We need to continue to use Active Directory as the STS for various reasons.
Authentication from a stand-alone browser on the user's workstation will need to work as it does now.
Authentication Info
HealthApp can pass a username and any other custom identifier information we want as URL parameters.
The username will match the users Active Directory username.
We will not have a password.
We need some way to authenticate the user based only on the username/identifier.
Possible Solutions
Is there any way to bypass the password check in Active Directory?

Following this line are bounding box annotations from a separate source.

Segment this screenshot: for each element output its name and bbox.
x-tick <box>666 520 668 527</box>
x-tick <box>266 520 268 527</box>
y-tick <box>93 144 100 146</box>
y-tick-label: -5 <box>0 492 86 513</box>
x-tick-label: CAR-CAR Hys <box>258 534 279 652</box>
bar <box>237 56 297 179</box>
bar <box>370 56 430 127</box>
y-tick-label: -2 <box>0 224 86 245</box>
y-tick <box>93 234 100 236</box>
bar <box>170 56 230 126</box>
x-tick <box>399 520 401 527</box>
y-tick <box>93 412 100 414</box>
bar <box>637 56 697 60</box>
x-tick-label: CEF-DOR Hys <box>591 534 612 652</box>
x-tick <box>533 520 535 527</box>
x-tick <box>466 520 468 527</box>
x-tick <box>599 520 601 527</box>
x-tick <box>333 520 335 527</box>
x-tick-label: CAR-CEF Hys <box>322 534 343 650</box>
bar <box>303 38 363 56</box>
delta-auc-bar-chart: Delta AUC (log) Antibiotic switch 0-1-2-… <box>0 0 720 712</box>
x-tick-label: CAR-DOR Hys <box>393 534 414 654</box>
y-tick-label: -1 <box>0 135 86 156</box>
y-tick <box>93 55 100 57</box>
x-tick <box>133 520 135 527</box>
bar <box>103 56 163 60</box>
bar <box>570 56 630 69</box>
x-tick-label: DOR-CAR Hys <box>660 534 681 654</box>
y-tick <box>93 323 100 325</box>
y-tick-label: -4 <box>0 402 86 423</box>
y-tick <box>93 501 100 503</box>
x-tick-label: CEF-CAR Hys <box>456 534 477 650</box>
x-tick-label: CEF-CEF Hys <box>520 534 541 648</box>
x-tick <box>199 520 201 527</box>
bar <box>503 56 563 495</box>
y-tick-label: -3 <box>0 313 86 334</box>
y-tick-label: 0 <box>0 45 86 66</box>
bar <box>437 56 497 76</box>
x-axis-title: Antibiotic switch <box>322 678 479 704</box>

This would appear to be the simplest solution if possible.
Can we
extend the Active Directory provider to authenticate using a generic
user and then log into SharePoint with the username passed on the
URL?
Any other suggestions?
I would think there would have to be some way to do this but have not had much experience with claims based authentication with SharePoint.
Thanks for any insight.
Me also facing same issue for authenticating users over share point site that uses claims authentication.As per requirements my app needs to access share point data. So to authenticate
over share point server from an app we need to provide some authenticated claims with the request so that share point STS can issue an authorization ticket to access the share point site resources. after spending more than 2 days in googling i found some interested article that may help to authenticate users from client app against identity provider systems.
OAuth library
this resides between app and identity provider system. using this you get an authenticated claims that will further use to authorize over share point server with the help of Share point STS.